Snake a-Neurotoxins and the Nicotinic Acetylcholine Receptor

Abstract

α-Neurotoxins from snake venoms act on postsynaptic nicotinic acetylcholine receptors at the neuromuscular junction to produce clinically significant skeletal muscle paralysis following envenomation. From the seminal discovery almost 50 years ago of α-bungarotoxin, the prototypical α-neurotoxin, our knowledge of the composition of snake venoms, snake envenomation and its treatment, physiology of the neuromuscular junction, structure and function of nicotinic acetylcholine receptors, protein-protein interactions, and pathophysiological mechanisms that underpin diseases like myasthenia gravis has grown exponentially. The potential for the discovery of therapeutic lead compounds from snake venoms has also been advanced.
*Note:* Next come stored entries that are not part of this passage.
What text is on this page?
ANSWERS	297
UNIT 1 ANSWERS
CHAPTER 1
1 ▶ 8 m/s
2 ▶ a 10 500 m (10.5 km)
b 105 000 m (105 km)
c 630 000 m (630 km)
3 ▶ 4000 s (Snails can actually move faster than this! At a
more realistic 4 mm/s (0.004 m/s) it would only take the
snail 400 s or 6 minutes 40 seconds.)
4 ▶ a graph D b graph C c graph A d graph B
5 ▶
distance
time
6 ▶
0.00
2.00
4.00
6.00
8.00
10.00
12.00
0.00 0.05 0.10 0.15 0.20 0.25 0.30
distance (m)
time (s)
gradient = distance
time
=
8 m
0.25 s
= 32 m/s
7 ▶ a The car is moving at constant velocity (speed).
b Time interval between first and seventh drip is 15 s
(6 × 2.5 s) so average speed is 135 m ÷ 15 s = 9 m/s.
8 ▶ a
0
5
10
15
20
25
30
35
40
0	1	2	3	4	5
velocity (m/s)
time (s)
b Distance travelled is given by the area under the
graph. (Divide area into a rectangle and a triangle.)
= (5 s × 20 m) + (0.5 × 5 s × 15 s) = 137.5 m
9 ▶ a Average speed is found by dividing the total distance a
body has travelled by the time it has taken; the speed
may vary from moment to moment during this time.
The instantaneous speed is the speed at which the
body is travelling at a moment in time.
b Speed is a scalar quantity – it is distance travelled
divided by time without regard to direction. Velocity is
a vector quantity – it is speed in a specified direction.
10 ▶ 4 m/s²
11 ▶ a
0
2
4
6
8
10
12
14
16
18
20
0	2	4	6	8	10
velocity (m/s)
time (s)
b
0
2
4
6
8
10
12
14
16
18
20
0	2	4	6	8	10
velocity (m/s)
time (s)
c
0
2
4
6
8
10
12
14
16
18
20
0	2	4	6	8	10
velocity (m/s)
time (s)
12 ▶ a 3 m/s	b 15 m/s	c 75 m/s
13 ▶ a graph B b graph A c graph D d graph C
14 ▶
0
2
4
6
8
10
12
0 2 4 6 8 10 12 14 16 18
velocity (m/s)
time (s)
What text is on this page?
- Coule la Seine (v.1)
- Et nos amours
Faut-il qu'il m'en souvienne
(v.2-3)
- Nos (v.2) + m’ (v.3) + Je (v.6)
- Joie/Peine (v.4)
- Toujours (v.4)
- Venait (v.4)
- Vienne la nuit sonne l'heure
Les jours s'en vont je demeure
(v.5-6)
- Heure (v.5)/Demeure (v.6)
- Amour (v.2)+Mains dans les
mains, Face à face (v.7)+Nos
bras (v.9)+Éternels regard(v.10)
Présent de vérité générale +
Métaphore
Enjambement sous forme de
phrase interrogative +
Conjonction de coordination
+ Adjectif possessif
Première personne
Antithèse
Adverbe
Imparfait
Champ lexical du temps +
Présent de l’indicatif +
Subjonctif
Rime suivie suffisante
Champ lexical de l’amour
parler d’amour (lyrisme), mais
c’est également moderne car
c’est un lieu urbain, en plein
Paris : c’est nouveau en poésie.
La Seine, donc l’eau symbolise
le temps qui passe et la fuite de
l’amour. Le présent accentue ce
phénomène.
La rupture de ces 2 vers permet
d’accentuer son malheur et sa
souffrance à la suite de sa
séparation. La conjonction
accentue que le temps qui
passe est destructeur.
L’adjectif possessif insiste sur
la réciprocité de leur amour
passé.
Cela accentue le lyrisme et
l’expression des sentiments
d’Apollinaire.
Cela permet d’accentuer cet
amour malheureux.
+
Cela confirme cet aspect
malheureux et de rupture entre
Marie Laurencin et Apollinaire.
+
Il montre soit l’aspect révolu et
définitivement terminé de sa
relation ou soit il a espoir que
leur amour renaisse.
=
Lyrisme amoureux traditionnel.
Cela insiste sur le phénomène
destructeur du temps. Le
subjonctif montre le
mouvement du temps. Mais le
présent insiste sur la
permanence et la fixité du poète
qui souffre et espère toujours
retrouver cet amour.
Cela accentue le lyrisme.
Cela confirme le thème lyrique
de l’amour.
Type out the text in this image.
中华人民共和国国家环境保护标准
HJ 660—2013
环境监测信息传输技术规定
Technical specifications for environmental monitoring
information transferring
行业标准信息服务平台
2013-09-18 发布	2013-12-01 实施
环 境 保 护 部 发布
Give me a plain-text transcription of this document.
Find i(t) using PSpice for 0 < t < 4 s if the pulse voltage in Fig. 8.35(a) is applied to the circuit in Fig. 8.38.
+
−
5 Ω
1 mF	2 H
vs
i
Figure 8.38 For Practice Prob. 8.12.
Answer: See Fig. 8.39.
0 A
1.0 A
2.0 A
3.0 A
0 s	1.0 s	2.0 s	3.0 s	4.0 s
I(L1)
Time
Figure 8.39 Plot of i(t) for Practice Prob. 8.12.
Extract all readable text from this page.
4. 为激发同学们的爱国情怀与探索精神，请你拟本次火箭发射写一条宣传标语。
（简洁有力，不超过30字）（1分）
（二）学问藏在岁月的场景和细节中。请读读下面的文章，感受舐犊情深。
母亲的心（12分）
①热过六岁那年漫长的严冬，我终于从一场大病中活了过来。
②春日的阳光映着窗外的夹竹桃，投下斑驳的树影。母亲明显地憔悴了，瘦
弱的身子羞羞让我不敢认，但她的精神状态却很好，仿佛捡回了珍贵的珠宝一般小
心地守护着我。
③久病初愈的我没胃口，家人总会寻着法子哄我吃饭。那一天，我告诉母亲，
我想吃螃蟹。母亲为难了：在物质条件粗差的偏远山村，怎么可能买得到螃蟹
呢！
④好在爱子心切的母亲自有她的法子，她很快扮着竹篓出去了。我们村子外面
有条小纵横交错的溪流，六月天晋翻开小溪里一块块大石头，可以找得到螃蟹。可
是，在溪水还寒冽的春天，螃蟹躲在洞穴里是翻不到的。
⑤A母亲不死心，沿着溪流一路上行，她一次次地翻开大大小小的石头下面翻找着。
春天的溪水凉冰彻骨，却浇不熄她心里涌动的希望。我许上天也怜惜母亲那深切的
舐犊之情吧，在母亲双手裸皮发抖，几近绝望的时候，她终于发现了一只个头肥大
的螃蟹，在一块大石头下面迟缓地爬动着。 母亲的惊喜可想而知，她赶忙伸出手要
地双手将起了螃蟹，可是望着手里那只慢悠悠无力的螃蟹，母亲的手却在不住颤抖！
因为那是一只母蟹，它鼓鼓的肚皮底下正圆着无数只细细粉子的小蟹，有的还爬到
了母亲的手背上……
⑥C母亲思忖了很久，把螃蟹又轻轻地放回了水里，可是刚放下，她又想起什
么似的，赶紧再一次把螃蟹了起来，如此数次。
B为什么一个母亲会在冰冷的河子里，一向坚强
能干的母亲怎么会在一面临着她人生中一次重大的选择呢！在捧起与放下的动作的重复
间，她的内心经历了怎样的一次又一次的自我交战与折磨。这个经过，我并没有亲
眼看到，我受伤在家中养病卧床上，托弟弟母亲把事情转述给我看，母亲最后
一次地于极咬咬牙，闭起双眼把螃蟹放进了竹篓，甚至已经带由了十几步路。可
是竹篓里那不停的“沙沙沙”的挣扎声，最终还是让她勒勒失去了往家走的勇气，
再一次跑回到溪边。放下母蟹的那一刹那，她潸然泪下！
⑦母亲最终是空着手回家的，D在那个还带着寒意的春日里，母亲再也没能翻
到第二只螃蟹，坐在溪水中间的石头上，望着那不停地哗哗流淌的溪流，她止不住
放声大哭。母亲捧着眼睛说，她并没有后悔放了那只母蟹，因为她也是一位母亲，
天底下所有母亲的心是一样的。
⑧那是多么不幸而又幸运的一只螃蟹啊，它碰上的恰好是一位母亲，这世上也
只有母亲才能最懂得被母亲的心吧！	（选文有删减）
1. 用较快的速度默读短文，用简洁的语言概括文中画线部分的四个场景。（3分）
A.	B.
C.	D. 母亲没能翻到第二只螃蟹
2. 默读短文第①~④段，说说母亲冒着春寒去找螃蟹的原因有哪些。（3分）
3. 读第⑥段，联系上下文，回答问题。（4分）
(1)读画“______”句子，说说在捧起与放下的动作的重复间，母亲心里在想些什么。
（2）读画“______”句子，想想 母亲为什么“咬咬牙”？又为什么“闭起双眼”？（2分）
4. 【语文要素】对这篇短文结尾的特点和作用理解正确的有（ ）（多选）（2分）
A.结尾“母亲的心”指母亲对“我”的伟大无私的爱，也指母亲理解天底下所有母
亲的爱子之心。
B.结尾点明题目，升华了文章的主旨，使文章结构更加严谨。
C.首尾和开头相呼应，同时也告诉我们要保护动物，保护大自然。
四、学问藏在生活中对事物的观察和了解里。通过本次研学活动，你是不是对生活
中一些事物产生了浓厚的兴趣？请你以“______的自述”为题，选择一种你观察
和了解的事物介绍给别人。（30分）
This review looks back at the historical milestones of this research; highlights the challenges of nomenclature pertaining to the increasing number of novel toxins; provides an overview of nicotinic acetylcholine receptors and their subtypes; discusses the classification of snake α-neurotoxins; describes the three-finger protein fold that is the characteristic scaffold of most snake α-neurotoxins, while noting the unique exceptions; details the pharmacology of snake α-neurotoxins including their mechanisms of neuromuscular blockade, reversibility of blockade, and differential binding affinities for the two different acetylcholine-binding sites on the muscle nicotinic receptor; and lastly, delivers an updated and in-depth analysis of the structure-function relationships of the α-neurotoxin–nicotinic acetylcholine receptor interaction, including information gleaned from mutational, computer modeling, and structural studies of complexes formed between α-neurotoxins and receptor components or homologues. These new facets in toxinology have significantly broadened the scope of α-neurotoxins in scientific discovery as well as their therapeutic potential.